Rescue story: turning waste into wine
When they’re not supplying beautiful blueberries for our boxes, family-run Lutton Farm are busy pressing their “too small”, “too odd” berries into wine.
Lutton Farm
You’ll likely have seen blueberries crop up a lot in your boxes over the summer/early autumn months. Many of these come from our grower, Stephen, who owns Lutton Farm in the heart of rural Northamptonshire. We rescue roughly 19 tonnes of the farm’s blueberries every year, but there’s still plenty left in the fields that are largely unwanted by the supermarkets.

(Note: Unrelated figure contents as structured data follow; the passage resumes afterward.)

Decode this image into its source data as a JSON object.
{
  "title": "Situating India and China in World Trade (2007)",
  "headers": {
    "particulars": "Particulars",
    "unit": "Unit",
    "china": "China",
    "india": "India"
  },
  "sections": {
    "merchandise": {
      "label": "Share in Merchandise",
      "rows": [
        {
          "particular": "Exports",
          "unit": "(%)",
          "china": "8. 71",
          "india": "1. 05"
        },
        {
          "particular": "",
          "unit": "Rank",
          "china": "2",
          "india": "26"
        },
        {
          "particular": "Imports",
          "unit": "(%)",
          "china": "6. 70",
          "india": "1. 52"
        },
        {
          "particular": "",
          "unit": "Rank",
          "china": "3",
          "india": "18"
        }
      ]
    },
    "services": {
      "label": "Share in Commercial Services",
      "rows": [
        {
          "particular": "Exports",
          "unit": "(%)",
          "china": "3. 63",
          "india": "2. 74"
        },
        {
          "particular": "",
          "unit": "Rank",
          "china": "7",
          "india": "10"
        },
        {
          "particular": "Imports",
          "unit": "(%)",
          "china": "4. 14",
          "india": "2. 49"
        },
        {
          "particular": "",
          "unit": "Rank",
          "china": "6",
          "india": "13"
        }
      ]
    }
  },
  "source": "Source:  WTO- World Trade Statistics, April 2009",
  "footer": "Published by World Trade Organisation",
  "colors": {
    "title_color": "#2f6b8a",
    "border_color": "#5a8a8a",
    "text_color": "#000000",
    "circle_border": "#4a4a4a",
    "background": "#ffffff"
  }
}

In an effort to minimise waste, Stephen came up with an ingenious alternative for their undersized, overly-soft and discoloured berries...
Bountiful blueberries
Lutton Farm hasn’t always grown blueberries. In fact, it started off as a pick-your-own fruit farm in the 1970s before going into the commercial soft fruits (including strawberries, blackberries and raspberries) business in the early 90s.
“I hadn’t really intended to do blueberries,” Stephen explains. It wasn’t until a trip to Poland to visit friends who were looking to set up a blueberry farm, that it caught my attention and I decided to establish an area in the UK.”
Blueberries are now Lutton Farm’s main crop, with over 50 hectares of land dedicated to growing them. They produce around 600 tonnes of blueberries each and every year, with plans to increase that to 1000 tonnes in the not so distant future.
With so many blueberries in Lutton Farm’s fields, you might expect there to be a good amount of waste, too. This is far from the truth thanks to an efficient sorting process and multiple outlets for any berries that aren’t quite perfect.
Each blueberry the farm grows is handpicked before being sorted via an electronic optical sorter. “The optical sorter lets us be less specific with what we pick” explains Stephen. “It helps to keep the cost of picking down, something we have to take into account in the UK because of the cost of labour.”
Some of the crops are ‘graded out’ - in other words, they’re considered not quite up to standard for the supermarkets. Nevertheless, very few berries end up being graded below a one (the top tier).
“With grading out, it can be between 15% and 20% of the crop because the supermarkets we’re supplying want the really big, really firm fruit,” says Stephen. We don’t really get class two as such. The fruit we tend to send oddbox is the smalls, a lower-tier class of grade one berries”
So, what about the waste?
It wouldn’t be possible for us to rescue all of those graded out berries for our boxes. That’s why Lutton Farm has come up with various other waste-saving ideas. One of these is to turn those less-than-ideal berries into wine.
The farm’s first experiment with blueberry wine was a few years ago when Stephen asked a friend of his in the wine industry to produce a batch. “We sent the first blueberries there in 2018 and made our first wine. We thought it would be a good idea to make some ice wine which is fundamentally a German inspired product.”
Traditionally, ice wine requires the fruit to be left on the plant until the first frost. However due to the growing season of blueberries in the UK, there would never be any berries left on the bushes when Lutton Farm has a frost. Therefore instead, Stephen freezes the graded out berries and keeps them stored ready for pressing. The frozen blueberries are then pressed during the coldest months of the year to prevent the berries defrosting too quickly. Pressing the berries from frozen produces the amazing concentrated juice.
An estimated 37 tonnes of Lutton Farm’s graded out blueberries have been turned into wine so far. There are three delicious types, too: Midnight (full bodied, like a red wine), Dusk (a drier, rosé style wine) and the Ice Wine (currently the most popular of the three).
So far, they’ve had brilliant success with their blueberry wine, with over 30 outlets stocking bottles on a regular basis.
“Sometimes, people are expecting fruit wines to be sickly sweet, while we just let the sweetness of the blueberries do the talking,” says Rachael, Lutton Farm’s Development Manager. “We don’t add any grape juice, we don’t add any concentrate. It’s just purely pressed blueberries.”
And what happens to any berries Lutton Farm can’t freeze, ferment or find a home for at outlets like Oddbox? They’re composted; returned back to the earth to feed other crops, just as nature intended.